La rivoluzione demografica
L'aspetto più sensazionale di questa espansione
dell'Occidente è, a detta degli storici, l'aumento della
popolazione che però non si può calcolare in modo
certo per l'assenza di documenti anagrafici ma che risulta evidente
da una serie di prove indirette come ad esempio l'aumento
dell'estensione delle terre messe a coltura. Tra il secolo XI e XII
ci sono documenti che testimoniano il dissodamento estensivo di
terre vergini: lo provano le carte contrattuali con cui i feudatari
concedono vantaggiose opportunità per coloro che si insedino
e coltivino le terre incolte. Nei catasti si trovano piante a
scacchiera o a spina di pesce dei terreni coltivati. Ulteriore prova
l'aumento delle decime che la Chiesa riscuote dai contadini: il
prevosto della cattedrale di Mantova alla fine del secolo XII annota
che in meno di un secolo le terre di proprietà della Chiesa
sono state «truncatae et aratae et de nemoribus et paludibus
tractae et ad usum panis reductae.» (dissodate ed arate
risanate dai boschi e dalle paludi e riutilizzate per trarne pane.)
Quando si parla di estensione delle superfici coltivabili si pensa
in genere alle terre strappate alla foresta ma si dimentica che
questa era una fonte di sopravvivenza per i villaggi contadini che
in essa trovavano gli animali da cacciare, la legna per scaldarsi,
le ghiande per i loro animali, spesso un ruscello dove pescare e
integrare la loro povera dieta: la foresta spesso è tanto
preziosa quanto la terra coltivabile. Dalle foto aeree e dall'esame
dei pollini risulta indubbio che la foresta sia arretrata in
quest'epoca, ma è piuttosto il suo margine che viene
intaccato: il sottobosco che offre meno resistenza al disboscamento
spesso praticato con il fuoco o con mezzi primitivi.

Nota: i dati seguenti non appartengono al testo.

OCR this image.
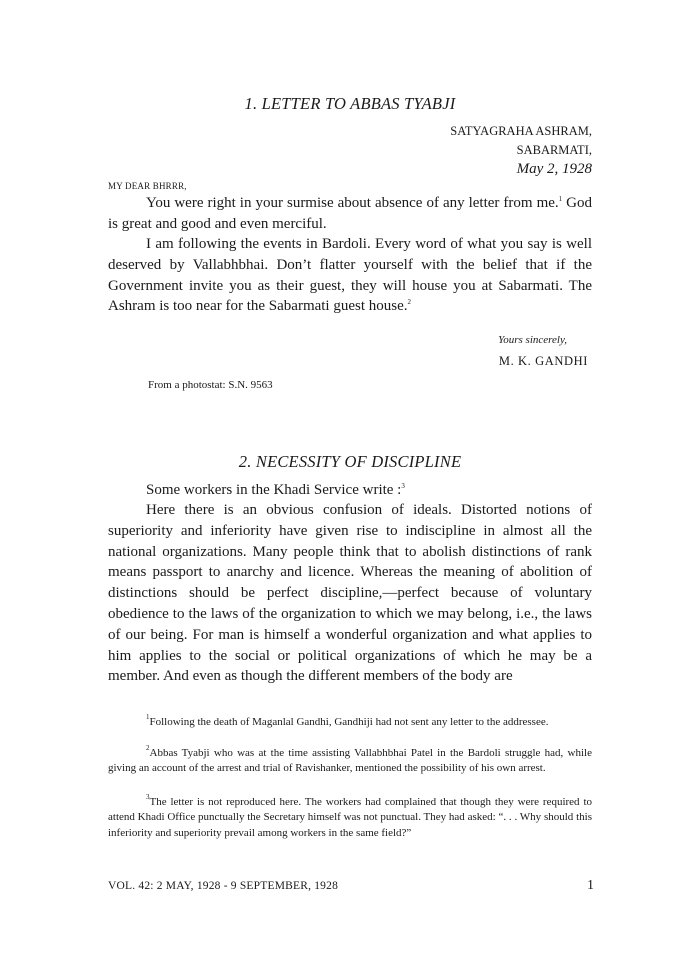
1. LETTER TO ABBAS TYABJI
SATYAGRAHA ASHRAM,
SABARMATI,
May 2, 1928
MY DEAR BHRRR,

You were right in your surmise about absence of any letter from me.$^1$ God is great and good and even merciful.

I am following the events in Bardoli. Every word of what you say is well deserved by Vallabhbhai. Don’t flatter yourself with the belief that if the Government invite you as their guest, they will house you at Sabarmati. The Ashram is too near for the Sabarmati guest house.$^2$

Yours sincerely,
M. K. GANDHI
From a photostat: S.N. 9563
2. NECESSITY OF DISCIPLINE

Some workers in the Khadi Service write :$^3$

Here there is an obvious confusion of ideals. Distorted notions of superiority and inferiority have given rise to indiscipline in almost all the national organizations. Many people think that to abolish distinctions of rank means passport to anarchy and licence. Whereas the meaning of abolition of distinctions should be perfect discipline,—perfect because of voluntary obedience to the laws of the organization to which we may belong, i.e., the laws of our being. For man is himself a wonderful organization and what applies to him applies to the social or political organizations of which he may be a member. And even as though the different members of the body are

$^1$Following the death of Maganlal Gandhi, Gandhiji had not sent any letter to the addressee.

$^2$Abbas Tyabji who was at the time assisting Vallabhbhai Patel in the Bardoli struggle had, while giving an account of the arrest and trial of Ravishanker, mentioned the possibility of his own arrest.

$^3$The letter is not reproduced here. The workers had complained that though they were required to attend Khadi Office punctually the Secretary himself was not punctual. They had asked: “. . . Why should this inferiority and superiority prevail among workers in the same field?”

VOL. 42: 2 MAY, 1928 - 9 SEPTEMBER, 1928	1
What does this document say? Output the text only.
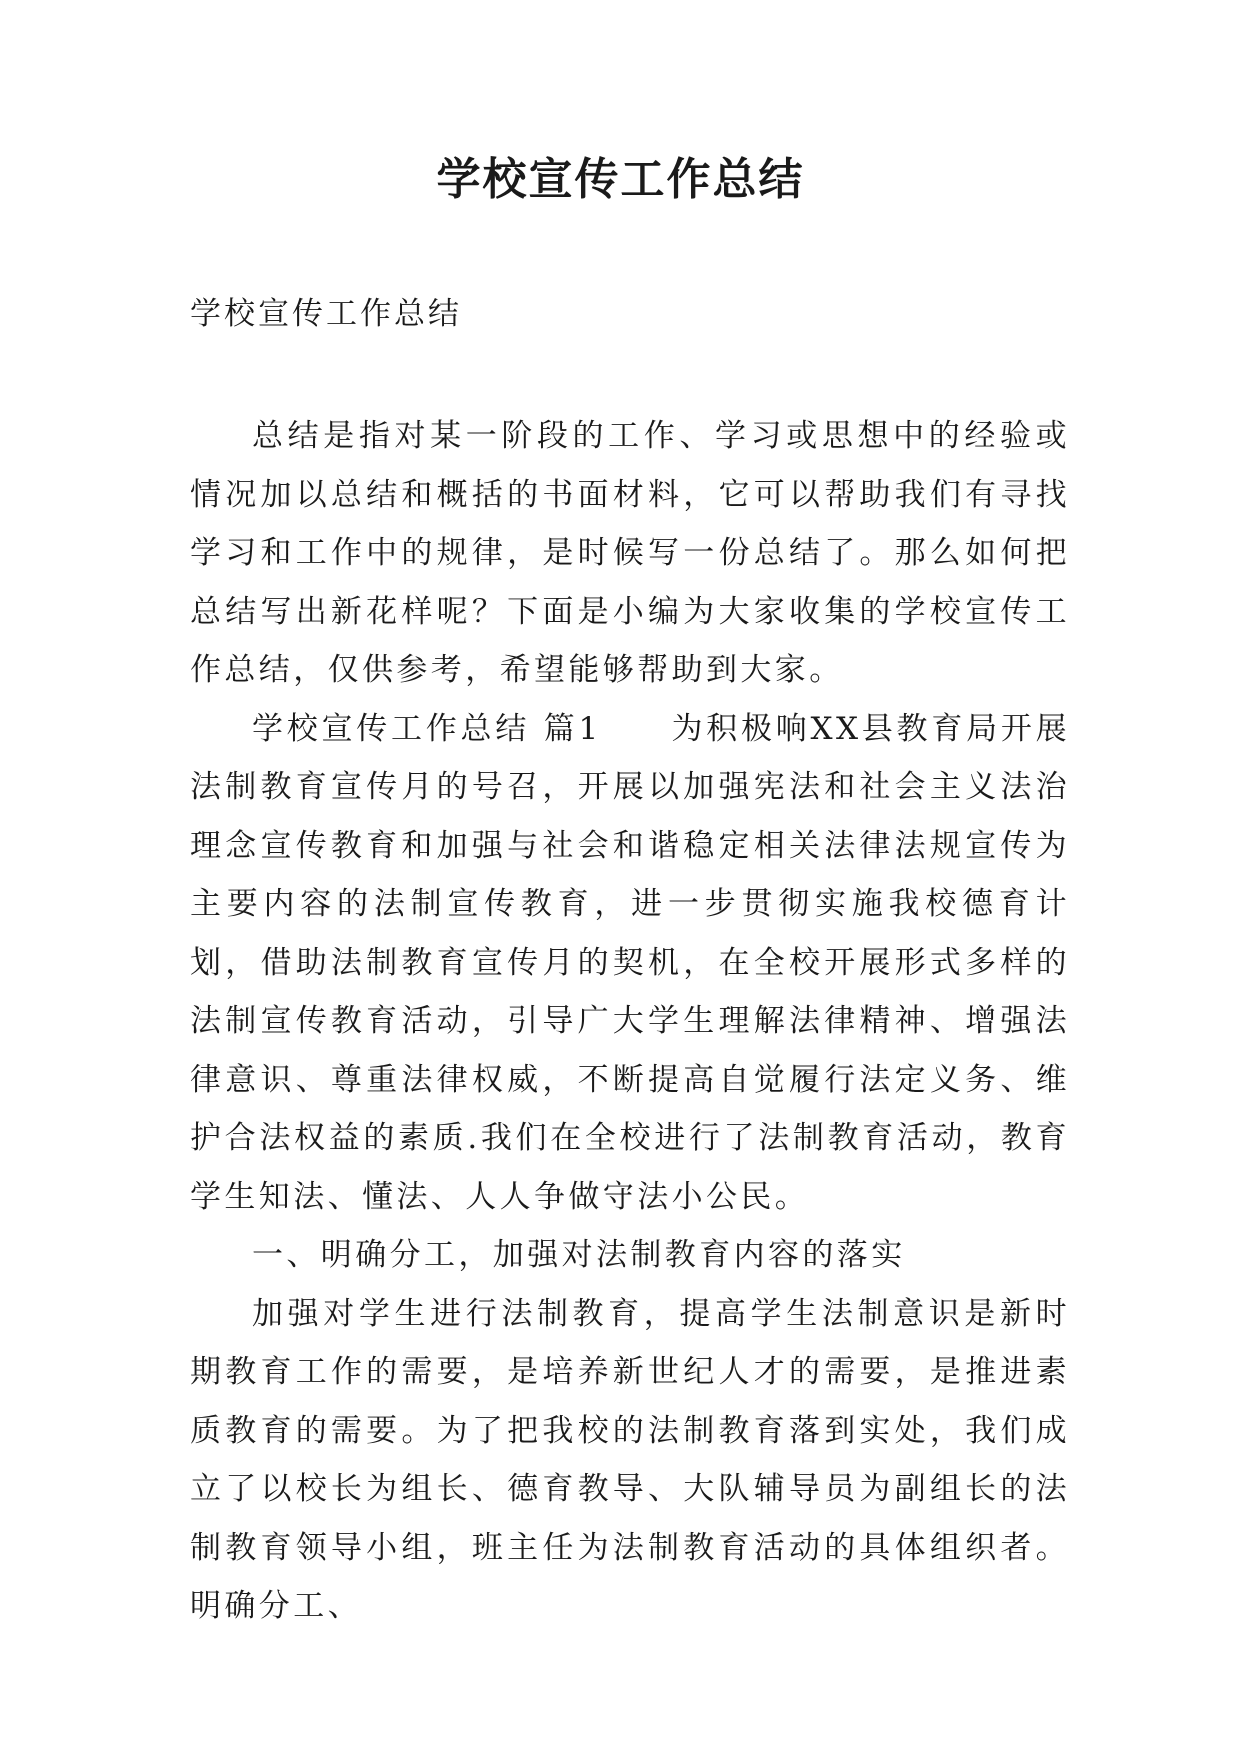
学校宣传工作总结

学校宣传工作总结

总结是指对某一阶段的工作、学习或思想中的经验或情况加以总结和概括的书面材料，它可以帮助我们有寻找学习和工作中的规律，是时候写一份总结了。那么如何把总结写出新花样呢？下面是小编为大家收集的学校宣传工作总结，仅供参考，希望能够帮助到大家。

学校宣传工作总结 篇1　　为积极响XX县教育局开展法制教育宣传月的号召，开展以加强宪法和社会主义法治理念宣传教育和加强与社会和谐稳定相关法律法规宣传为主要内容的法制宣传教育，进一步贯彻实施我校德育计划，借助法制教育宣传月的契机，在全校开展形式多样的法制宣传教育活动，引导广大学生理解法律精神、增强法律意识、尊重法律权威，不断提高自觉履行法定义务、维护合法权益的素质.我们在全校进行了法制教育活动，教育学生知法、懂法、人人争做守法小公民。

一、明确分工，加强对法制教育内容的落实

加强对学生进行法制教育，提高学生法制意识是新时期教育工作的需要，是培养新世纪人才的需要，是推进素质教育的需要。为了把我校的法制教育落到实处，我们成立了以校长为组长、德育教导、大队辅导员为副组长的法制教育领导小组，班主任为法制教育活动的具体组织者。明确分工、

Vengono ora messe a coltura anche le terre meno fertili, le terre
fredde. Si realizzano veri e propri dissodamenti collettivi di
grandi dimensioni, di cui il più vistoso è quello che
si verificò nei Paesi Bassi dai "contadini delle paludi", gli
agricoltori fiamminghi che faranno sorgere dal mare i "villaggi di
diga". Il conte di Fiandra Roberto II donerà all'incirca
nell'anno 1090 all'abbazia di Bourbourg lo scorre (terra strappata
al mare) e tutto quello che i monaci riusciranno a togliere al mare
(quicquid ibi accreverit per iactum maris).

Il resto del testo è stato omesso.